Hij vervult deze functie tot 1913 en maakt dan de overstap naar een coöperatie, namelijk de recent opgerichte ‘Friesch-Groningsche’. Een fabriek is er nog niet in Groningen en de eerste jaren geeft hij dan ook leiding aan het ontwerp- en bouwproces. Omdat de suikerindustrie in het noorden pas rond de eeuwwisseling een aanvang heeft genomen is het lastig om deskundig personeel te vinden en Van Doormaal doet dan ook een beroep op zijn netwerk om gekwalificeerde arbeiders uit West-Brabant aan te trekken. Uiteindelijk zullen er vele tientallen naar Groningen verhuizen, niet in de laatste plaats omdat tijdens de oorlogsjaren van ’14-’18 de werkgelegenheid in de Brabantse ‘Suikerhoek’ sterk afneemt door schaarste en overheidsmaatregelen. De Friesch-Groningsche Coöperatieve Beetwortelsuikerfabriek wordt een groot succes, want in vijfentwintig jaar tijd groeit het aantal aangesloten boeren van ruim vijfhonderd naar negentienhonderd en het geproduceerde suikertonnage van achttienhonderd naar vijfduizend op jaarbasis. Daarmee is het destijds één van de grootste suikerfabrieken in Nederland. Het directeurschap van Doormaal duurt bijna dertig jaar en levert hem een koninklijke onderscheiding op. Afbeelding 3: Toekomstimpressie van suikerdepot en haven.
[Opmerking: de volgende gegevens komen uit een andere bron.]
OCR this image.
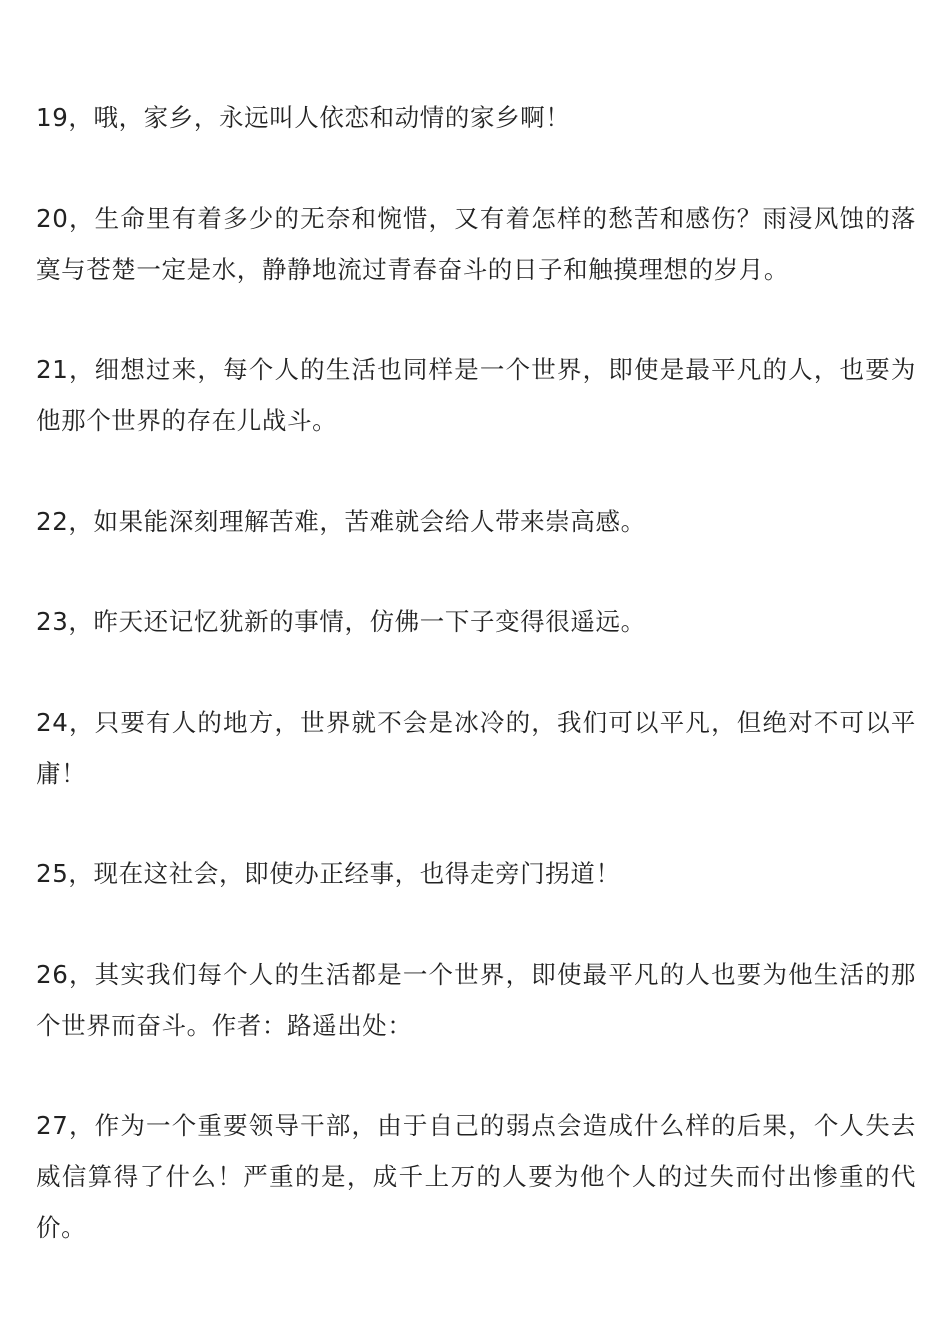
19，哦，家乡，永远叫人依恋和动情的家乡啊！

20，生命里有着多少的无奈和惋惜，又有着怎样的愁苦和感伤？雨浸风蚀的落寞与苍楚一定是水，静静地流过青春奋斗的日子和触摸理想的岁月。

21，细想过来，每个人的生活也同样是一个世界，即使是最平凡的人，也要为他那个世界的存在儿战斗。

22，如果能深刻理解苦难，苦难就会给人带来崇高感。

23，昨天还记忆犹新的事情，仿佛一下子变得很遥远。

24，只要有人的地方，世界就不会是冰冷的，我们可以平凡，但绝对不可以平庸！

25，现在这社会，即使办正经事，也得走旁门拐道！

26，其实我们每个人的生活都是一个世界，即使最平凡的人也要为他生活的那个世界而奋斗。作者：路遥出处：

27，作为一个重要领导干部，由于自己的弱点会造成什么样的后果，个人失去威信算得了什么！严重的是，成千上万的人要为他个人的过失而付出惨重的代价。
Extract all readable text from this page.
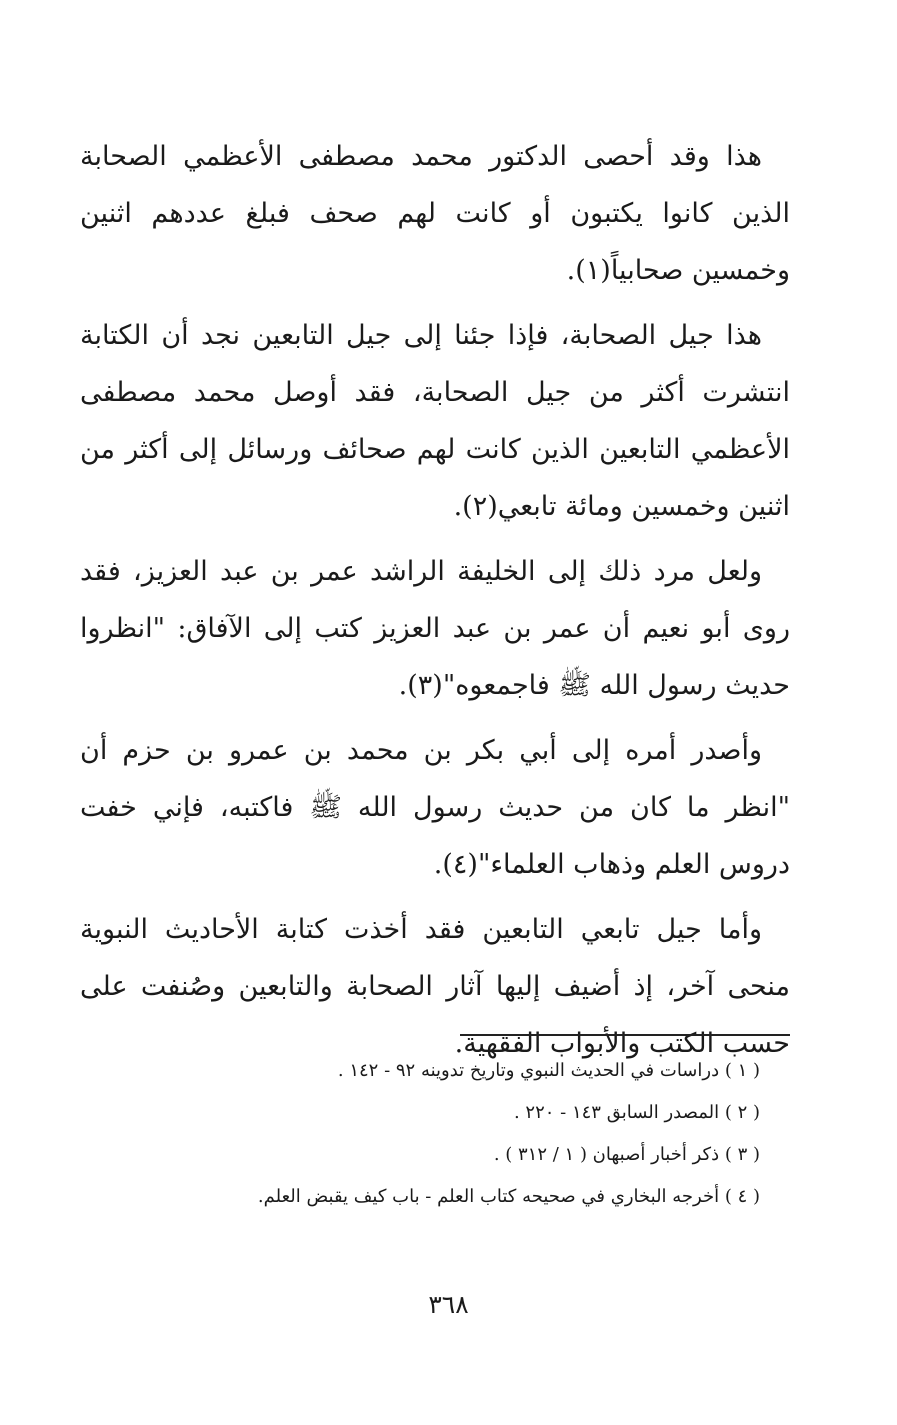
هذا وقد أحصى الدكتور محمد مصطفى الأعظمي الصحابة الذين كانوا يكتبون أو كانت لهم صحف فبلغ عددهم اثنين وخمسين صحابياً(١).

هذا جيل الصحابة، فإذا جئنا إلى جيل التابعين نجد أن الكتابة انتشرت أكثر من جيل الصحابة، فقد أوصل محمد مصطفى الأعظمي التابعين الذين كانت لهم صحائف ورسائل إلى أكثر من اثنين وخمسين ومائة تابعي(٢).

ولعل مرد ذلك إلى الخليفة الراشد عمر بن عبد العزيز، فقد روى أبو نعيم أن عمر بن عبد العزيز كتب إلى الآفاق: "انظروا حديث رسول الله ﷺ فاجمعوه"(٣).

وأصدر أمره إلى أبي بكر بن محمد بن عمرو بن حزم أن "انظر ما كان من حديث رسول الله ﷺ فاكتبه، فإني خفت دروس العلم وذهاب العلماء"(٤).

وأما جيل تابعي التابعين فقد أخذت كتابة الأحاديث النبوية منحى آخر، إذ أضيف إليها آثار الصحابة والتابعين وصُنفت على حسب الكتب والأبواب الفقهية.

( ١ ) دراسات في الحديث النبوي وتاريخ تدوينه ٩٢ - ١٤٢ .

( ٢ ) المصدر السابق ١٤٣ - ٢٢٠ .

( ٣ ) ذكر أخبار أصبهان ( ١ / ٣١٢ ) .

( ٤ ) أخرجه البخاري في صحيحه كتاب العلم - باب كيف يقبض العلم.

٣٦٨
Van de productiegebouwen van de suikerfabriek, die aan de oostzijde van het haventje van Standdaarbuiten stonden, is heden ten dage niets meer bewaard gebleven. Ten westen hiervan bevinden zich nog het grote suikerdepot en de voormalige directeursvilla (Veerstraat). Opgetrokken uit muren van baksteen met getoogde vensters en overspannen met een licht hellend zadeldak, dat gedragen wordt door geklonken, ijzeren spanten en belegd is met bitumen, is de architectuur van het suikerdepot vergelijkbaar met die van exemplaren in Dinteloord, Bergen op Zoom en Sas van Gent en kan het best omschreven worden als ambachtelijk-traditioneel. De kadezijde heeft een kleine uitbouw waarin eens de stookinstallatie van het magazijn was ondergebracht, die moest voorkomen dat de van nature hygroscopische (vocht-aantrekkende) suiker tijdens de opslagperiode zo droog mogelijk bleef. De oorspronkelijke, grote deuropening in de centrale travee van de kopse zijde aan de havenkant is in het verleden dichtgezet en vervangen door een bredere, moderne deur in de naastgelegen travee. In de renovatie die vooraf zal gaan aan de herbestemming zijn in deze gevel vijf nieuwe deuropeningen voorzien. Aangezien een kilometer westwaarts aan de zuidoever van de Dintel de voormalige beetwortelfabriek St. Antoine met acht opzichterwoningen in vrij gave staat behouden is gebleven, kan deze met het suikerdepot en de directeursvilla van Standdaarbuiten als een industrieel ensemble beschouwd worden dat representatief is voor een West-Brabants suikerfabriekscomplex.